You can read a longer review of this book at Jody Day’s Gateway Women site.

Cracked Open: Liberty, Fertility, and the Pursuit of High-Tech Babies by Miriam Zoll, Interlink Publishing Group, 2013

Like many modern women, Miriam Zoll wanted to get her career well-established before she had children. She thought she had plenty of time. Finally married and pushing 40, she was ready. When the natural way didn’t work, she went to a fertility specialist. She soon learned that fertility assistance treatments such as in-vitro fertilization and using donor eggs were not the guaranteed route to parenthood most people believed. This memoir takes us on her harrowing journey to become a mother, trying every possible way. As it tells her story, this book also serves as a warning to anyone who thinks technology will lead to pregnancy. Not only is the success rate depressingly low, but no one knows yet what the long-term effects will be. This book, a little long but well-written, successfully blends memoir and research and should be required reading for anyone considering procreation after age 35.

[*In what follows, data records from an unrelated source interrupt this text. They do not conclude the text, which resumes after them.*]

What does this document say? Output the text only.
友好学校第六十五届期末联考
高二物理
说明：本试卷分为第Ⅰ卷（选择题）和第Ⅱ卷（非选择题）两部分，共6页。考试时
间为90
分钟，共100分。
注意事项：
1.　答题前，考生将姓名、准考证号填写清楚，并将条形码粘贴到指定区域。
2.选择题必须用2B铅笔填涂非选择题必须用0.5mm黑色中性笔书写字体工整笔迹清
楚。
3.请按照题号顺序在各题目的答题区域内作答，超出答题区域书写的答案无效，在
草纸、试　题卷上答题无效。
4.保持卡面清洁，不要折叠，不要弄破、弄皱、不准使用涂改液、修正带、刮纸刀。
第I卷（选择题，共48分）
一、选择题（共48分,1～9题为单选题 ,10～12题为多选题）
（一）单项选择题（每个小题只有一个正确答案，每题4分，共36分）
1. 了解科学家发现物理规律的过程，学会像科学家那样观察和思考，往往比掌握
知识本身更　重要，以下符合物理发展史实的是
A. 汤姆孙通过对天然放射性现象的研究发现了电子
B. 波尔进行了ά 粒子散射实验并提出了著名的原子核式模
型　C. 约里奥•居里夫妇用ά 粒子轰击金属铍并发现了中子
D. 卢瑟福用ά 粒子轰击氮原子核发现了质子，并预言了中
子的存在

The Pater: My Father, My Judaism, My Childlessness by Eliot Jager, The Toby Press, 2015

This memoir emphasizes Jager’s complicated relationship with his father and his struggle with being a childless Jewish man. Jager and his wife could not conceive. Fertility treatments failed. They did not want to adopt. Meanwhile, his religion told him a man was not complete without children. In addition to his own experiences, he shares conversations with other childless Jewish men and offers the scriptural view of childlessness. I would have liked him to talk more about his personal struggles with not having children, but the narrative kept veering back to his father. It is also mired in footnotes and Hebrew words. Still, it’s an interesting read.

So that’s my book report. Read ’em if you dare. Meanwhile, the comments have been pouring in on previous posts, especially, “Go or Stay” from Aug. 31. Take a scroll back through the posts and see if you want to add to the conversation. Thank you all for being here.